A new CBS poll found that 48% of respondents wrongly believe that scientists disagree about the human role in climate change. They don’t. It is sad — and outrageous — that almost half the people in the United States have been influenced by media silence and climate denial propaganda in schools — from textbooks, Heartland Institute handouts, and fossil fuel company misinformation. Teachers can turn that around.

That is why we are heartened by pledges from teachers across the United States to teach about climate justice. Here is what some teachers said about why they took the pledge and/or how they plan to teach about the climate emergency.

The climate emergency threatens the farms where my students’ families work and get their food… It matters that my students, who are just starting to feel the effects of climate disaster in these ways, understand their connections to people all over the world on the front lines of the crisis.
— Bethany Hobbs
High school social studies teacher, Massachusetts

My students will be living with the consequences of climate change directly. They are living in flood-prone areas and poor neighborhoods.
— Ann Milton
High school social studies teacher, Tampa, Florida

Environmental justice is the central civil rights issue of our time.
— Jessica Potter-Bowers
High school teacher, North Carolina

I am really excited about taking The Climate Crisis Trial: A Role Play on the Roots of Global Warming and using it as a starting point for my class.
— Seth Adams
High school social studies teacher, Brooklyn, New York

The opposite of climate justice is climate apartheid… Neither of my subjects directly addresses science or climate, but the topics of ESL and History can include it indirectly.
— Keith Barger
Middle school history and ESL teacher, Jinzhou, China

Please join these teachers and sign the pledge today.

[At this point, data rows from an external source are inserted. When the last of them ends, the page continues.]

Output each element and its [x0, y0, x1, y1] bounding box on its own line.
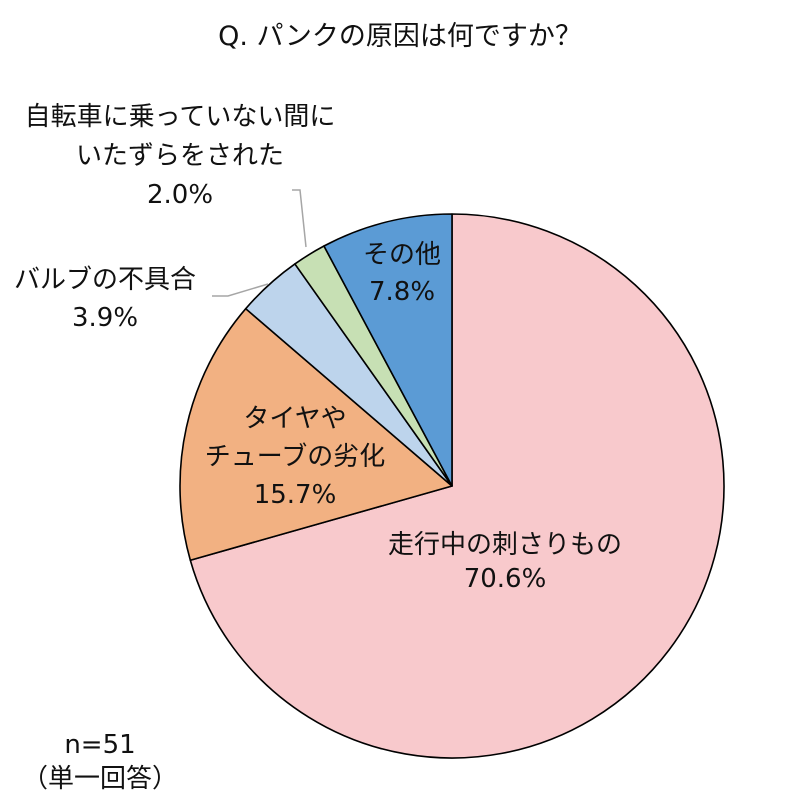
slice-category-label: 自転車に乗っていない間に	[25, 102, 336, 132]
slice-label: 走行中の刺さりもの 70.6%	[388, 530, 622, 594]
slice-category-label: チューブの劣化	[205, 442, 385, 472]
sample-note: n=51 （単一回答）	[0, 728, 200, 796]
slice-percent-label: 15.7%	[254, 480, 337, 510]
slice-label: バルブの不具合 3.9%	[14, 265, 196, 333]
slice-category-label: タイヤや	[243, 404, 346, 434]
slice-percent-label: 2.0%	[147, 180, 213, 210]
slice-category-label: いたずらをされた	[76, 141, 284, 171]
pie-slice	[323, 213, 453, 487]
slice-category-label: 走行中の刺さりもの	[388, 530, 622, 560]
leader-line	[292, 189, 307, 248]
slice-percent-label: 70.6%	[464, 564, 547, 594]
slice-category-label: バルブの不具合	[14, 265, 196, 295]
pie-slice	[179, 307, 453, 562]
answer-type: （単一回答）	[21, 764, 178, 794]
slice-percent-label: 7.8%	[369, 277, 435, 307]
slice-category-label: その他	[363, 240, 441, 270]
pie-slice	[189, 213, 725, 759]
slice-label: その他 7.8%	[363, 240, 441, 307]
sample-size: n=51	[64, 730, 136, 760]
slice-percent-label: 3.9%	[72, 303, 138, 333]
chart-title: Q. パンクの原因は何ですか？	[218, 21, 582, 52]
leader-line	[212, 283, 269, 297]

One comment on “Educators Pledge to Teach Climate Justice

  1. on

    As an educator, I failed to learn the histories of cultures other than my own and had to search for materials to teach the experiences of people of other cultures, races, and nations. Instead of teaching from a WASP perspective, I learned how to incorporate stories from many different perspectives. My travels to 32 nations of the world further widened my ways of seeing life and living. Now, with climate changes taking place worldwide, I learn and teach a much broader view. The conflicts that arise because of changes in climate create stresses of a new variety and we need to understand life in a different way. We can no longer afford to think and teach from one perspective, finding other stories opens up history and culture to a rainbow and offers rich tapestries in which to live.